La Corse, ce sont 360 communes et un millier d'édifices religieux qui regorgent tous d'un patrimoine mobilier extraordinaire. Tout cela est une charge et si je peux apporter mon expertise dans le domaine pour aider les maires des communes de Corse à restaurer leur patrimoine, leur apporter un conseiller d'ingénierie, je le ferai volontiers. Grâce à l'observatoire du patrimoine religieux, je vais pouvoir m'impliquer encore davantage."

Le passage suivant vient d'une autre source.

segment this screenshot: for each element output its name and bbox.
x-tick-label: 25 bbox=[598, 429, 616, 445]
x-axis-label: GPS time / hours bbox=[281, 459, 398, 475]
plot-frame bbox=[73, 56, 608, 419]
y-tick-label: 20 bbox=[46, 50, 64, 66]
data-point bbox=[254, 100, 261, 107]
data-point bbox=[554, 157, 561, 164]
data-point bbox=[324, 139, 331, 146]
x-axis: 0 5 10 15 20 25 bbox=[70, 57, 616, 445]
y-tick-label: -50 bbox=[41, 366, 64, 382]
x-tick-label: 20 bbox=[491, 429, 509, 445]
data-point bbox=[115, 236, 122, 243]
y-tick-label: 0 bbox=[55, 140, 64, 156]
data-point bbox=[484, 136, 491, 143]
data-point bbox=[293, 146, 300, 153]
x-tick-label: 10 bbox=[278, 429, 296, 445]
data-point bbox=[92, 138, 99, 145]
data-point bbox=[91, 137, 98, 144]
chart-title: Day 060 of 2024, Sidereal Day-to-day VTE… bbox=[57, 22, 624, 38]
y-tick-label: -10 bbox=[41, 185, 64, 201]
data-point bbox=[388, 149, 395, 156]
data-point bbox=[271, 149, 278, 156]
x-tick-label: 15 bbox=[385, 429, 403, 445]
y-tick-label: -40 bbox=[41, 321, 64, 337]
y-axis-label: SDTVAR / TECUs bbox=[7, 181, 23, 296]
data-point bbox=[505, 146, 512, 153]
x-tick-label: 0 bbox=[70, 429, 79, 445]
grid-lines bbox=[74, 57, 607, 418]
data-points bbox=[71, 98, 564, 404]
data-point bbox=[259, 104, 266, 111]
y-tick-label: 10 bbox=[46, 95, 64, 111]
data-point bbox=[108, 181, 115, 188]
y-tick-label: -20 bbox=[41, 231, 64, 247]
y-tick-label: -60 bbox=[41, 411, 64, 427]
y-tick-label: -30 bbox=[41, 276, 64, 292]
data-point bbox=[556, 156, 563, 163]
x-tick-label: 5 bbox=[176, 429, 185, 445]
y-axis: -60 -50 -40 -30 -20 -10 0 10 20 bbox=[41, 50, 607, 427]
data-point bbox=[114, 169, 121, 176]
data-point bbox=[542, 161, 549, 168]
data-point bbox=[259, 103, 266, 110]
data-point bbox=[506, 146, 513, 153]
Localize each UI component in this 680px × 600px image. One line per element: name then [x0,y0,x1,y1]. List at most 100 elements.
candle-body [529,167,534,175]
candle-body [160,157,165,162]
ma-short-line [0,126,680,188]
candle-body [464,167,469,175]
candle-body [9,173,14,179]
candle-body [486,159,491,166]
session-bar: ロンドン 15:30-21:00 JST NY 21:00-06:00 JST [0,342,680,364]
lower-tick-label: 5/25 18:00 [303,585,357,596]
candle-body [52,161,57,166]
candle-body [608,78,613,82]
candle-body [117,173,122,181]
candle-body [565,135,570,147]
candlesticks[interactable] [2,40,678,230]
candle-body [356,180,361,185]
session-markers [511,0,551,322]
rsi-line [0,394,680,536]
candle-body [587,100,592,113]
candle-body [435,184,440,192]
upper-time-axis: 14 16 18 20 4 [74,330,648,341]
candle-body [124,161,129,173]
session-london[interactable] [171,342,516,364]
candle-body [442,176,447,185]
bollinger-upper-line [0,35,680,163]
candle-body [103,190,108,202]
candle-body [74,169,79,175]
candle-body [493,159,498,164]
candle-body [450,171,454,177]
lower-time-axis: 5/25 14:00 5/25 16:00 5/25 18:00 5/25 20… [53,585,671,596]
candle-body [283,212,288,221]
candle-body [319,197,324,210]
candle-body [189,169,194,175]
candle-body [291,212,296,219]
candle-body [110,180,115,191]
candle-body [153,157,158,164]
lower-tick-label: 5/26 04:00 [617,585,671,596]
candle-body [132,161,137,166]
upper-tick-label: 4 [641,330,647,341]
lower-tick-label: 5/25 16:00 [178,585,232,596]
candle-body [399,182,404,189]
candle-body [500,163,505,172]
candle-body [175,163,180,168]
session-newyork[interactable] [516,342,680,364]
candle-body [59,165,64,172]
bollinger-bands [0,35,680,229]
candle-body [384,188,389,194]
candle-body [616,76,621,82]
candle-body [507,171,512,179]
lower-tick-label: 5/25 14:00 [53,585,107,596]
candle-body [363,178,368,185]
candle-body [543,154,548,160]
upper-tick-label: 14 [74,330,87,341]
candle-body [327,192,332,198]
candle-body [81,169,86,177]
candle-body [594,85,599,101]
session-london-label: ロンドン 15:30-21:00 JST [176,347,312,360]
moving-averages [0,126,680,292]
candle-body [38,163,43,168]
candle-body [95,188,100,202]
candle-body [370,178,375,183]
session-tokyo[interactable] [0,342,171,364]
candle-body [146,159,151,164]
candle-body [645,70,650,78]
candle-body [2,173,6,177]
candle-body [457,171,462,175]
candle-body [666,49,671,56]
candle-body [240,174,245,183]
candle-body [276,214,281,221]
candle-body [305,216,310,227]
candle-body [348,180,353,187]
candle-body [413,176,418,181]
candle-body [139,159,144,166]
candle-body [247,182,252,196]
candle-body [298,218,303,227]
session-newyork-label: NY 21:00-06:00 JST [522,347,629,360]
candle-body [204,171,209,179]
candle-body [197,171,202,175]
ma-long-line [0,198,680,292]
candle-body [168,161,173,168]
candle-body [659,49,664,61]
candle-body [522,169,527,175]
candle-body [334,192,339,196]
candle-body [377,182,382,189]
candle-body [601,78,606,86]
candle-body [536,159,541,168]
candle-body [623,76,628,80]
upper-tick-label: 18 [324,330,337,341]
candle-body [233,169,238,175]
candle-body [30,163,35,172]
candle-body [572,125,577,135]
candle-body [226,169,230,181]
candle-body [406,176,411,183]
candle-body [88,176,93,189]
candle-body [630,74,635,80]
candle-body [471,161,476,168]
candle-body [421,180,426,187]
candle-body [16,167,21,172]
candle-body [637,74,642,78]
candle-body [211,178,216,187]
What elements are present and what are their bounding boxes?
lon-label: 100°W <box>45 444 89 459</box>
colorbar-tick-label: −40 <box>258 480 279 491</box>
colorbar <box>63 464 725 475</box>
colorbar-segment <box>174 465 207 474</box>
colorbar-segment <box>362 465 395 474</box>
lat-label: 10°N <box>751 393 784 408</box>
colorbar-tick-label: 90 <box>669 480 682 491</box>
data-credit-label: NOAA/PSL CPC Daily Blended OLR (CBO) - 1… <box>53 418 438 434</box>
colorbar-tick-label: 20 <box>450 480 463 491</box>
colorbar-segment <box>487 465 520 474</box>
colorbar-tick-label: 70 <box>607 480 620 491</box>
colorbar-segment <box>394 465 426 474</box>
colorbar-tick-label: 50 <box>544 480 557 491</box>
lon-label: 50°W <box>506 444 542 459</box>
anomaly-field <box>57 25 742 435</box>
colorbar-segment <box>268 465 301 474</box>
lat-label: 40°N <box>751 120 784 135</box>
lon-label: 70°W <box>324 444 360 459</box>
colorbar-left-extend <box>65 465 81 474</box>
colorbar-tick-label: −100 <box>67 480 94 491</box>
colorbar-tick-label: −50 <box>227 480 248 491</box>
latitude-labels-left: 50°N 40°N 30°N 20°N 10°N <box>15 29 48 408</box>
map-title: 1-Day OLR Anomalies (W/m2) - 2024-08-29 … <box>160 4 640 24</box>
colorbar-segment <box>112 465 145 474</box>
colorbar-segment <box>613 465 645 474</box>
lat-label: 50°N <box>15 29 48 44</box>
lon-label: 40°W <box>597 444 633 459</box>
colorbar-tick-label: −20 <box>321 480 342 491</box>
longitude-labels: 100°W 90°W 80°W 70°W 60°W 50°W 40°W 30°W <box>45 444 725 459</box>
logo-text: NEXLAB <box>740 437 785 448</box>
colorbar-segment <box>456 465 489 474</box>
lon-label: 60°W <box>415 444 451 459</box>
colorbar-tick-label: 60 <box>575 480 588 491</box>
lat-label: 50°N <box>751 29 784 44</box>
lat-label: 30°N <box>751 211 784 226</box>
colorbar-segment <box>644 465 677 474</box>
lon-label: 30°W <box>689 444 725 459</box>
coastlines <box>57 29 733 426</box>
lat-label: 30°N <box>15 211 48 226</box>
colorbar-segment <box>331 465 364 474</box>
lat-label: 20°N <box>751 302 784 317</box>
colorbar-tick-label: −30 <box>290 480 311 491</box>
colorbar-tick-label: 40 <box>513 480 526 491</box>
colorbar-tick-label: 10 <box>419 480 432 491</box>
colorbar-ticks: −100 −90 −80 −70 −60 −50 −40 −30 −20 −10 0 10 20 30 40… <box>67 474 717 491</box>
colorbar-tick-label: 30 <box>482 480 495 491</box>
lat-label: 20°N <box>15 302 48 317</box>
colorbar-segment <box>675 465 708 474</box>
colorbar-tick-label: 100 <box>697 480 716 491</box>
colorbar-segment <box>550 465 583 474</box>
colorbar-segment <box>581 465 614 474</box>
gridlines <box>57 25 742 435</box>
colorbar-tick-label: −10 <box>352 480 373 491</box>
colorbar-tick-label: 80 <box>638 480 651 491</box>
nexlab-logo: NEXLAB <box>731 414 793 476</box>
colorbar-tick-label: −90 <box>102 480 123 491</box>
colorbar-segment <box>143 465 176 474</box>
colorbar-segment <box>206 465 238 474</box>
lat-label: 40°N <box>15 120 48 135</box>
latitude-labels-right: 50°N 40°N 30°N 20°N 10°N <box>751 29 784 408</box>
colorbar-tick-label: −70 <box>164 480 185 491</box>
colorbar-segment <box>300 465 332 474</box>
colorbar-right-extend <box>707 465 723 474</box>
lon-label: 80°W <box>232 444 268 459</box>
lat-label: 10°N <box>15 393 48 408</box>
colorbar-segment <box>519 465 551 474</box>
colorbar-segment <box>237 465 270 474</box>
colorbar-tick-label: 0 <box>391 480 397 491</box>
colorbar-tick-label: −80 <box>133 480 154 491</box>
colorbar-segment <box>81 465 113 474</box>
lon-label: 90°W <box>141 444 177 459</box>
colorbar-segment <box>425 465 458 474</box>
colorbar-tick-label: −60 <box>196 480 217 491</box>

Pour Hadrien Lacoste, le choix de Barthélémy Colombani pour représenter l'association en Corse était une évidence : "Le profil de Barthélémy est très intéressant parce qu'il est maire lui-même, note Hadrien Lacoste. Maire, c'est le premier échelon, celui qui prend les décisions et qui priorise les chantiers. Vous avez souvent des édifices qui nécessitent des travaux phasés et les maires se retrouvent vite perdus. L'autre expertise à apporter, c'est bien sûr les solutions de financement. D'autant que la Corse a une organisation administrative particulière."
Des spécificités corses
Dans les chapelles, les églises, les cathédrales et les couvents de Corse, le patrimoine mobilier est souvent mieux conservé que sur le Continent. "
La Corse a une spécificité énorme, assure Barthélémy Colombani. Sur le Continent, le patrimoine mobilier a connu les grandes fontes de Louis XIV qui ont servi pour l'effort de guerre et qui ont supprimé une très grande partie de l'orfèvrerie ancien régime. C'est un patrimoine qui a été conservé en Corse, puisque nous n'étions pas français à l'époque. Nous avons encore tout un tas d'orfèvreries ancien régime dans les placards de nos sacristies. Ces objets méritent d'être conservés dans de bonnes conditions.
Mais aussi, durant la période de la Révolution française, il y a eu de nombreuses dérives, avec des bûchés pour brûler des documents religieux, des vêtements liturgiques, du mobilier liturgique, et cela a fait des ravages. Nous n'avons pas connu cela en Corse puisque nous avons toujours été très respectueux de la religion. Nous avons encore énormément de patrimoine de l'ancien régime, c’est-à-dire des XVIIe et XVIIIe siècles."
Ce qui est ordinaire sur l'île revêt un caractère d'exception ailleurs en France. "Une pièce d'orfèvrerie ancien régime, c'est exceptionnel sur le Continent, confirme Hadrien Lacoste. L'État met systématiquement en œuvre une mesure de protection, une inscription à l'inventaire. En Corse, il faudrait presque tout classer, il y a donc des choix à faire. Le rôle de l'observatoire est d'apporter une priorisation. Il n'y a pas de miracle, on ne peut pas tout restaurer."
En Corse, l'écrasante majorité du patrimoine cultuel est chrétienne. L'activité des confréries, la hausse du nombre de baptêmes et de communions illustrent un retour assumé à la pratique religieuse des insulaires.
"Le patrimoine religieux, tout autant que la religion, fait partie de nos racines, estiment les deux hommes. Dans notre quotidien très mondialisé, on a le besoin de s'y rattacher. Le patrimoine bâti par nos anciens, c'est notre carte d'identité. Nous ne sommes pas des enfants qui sont tombés du ciel comme ça."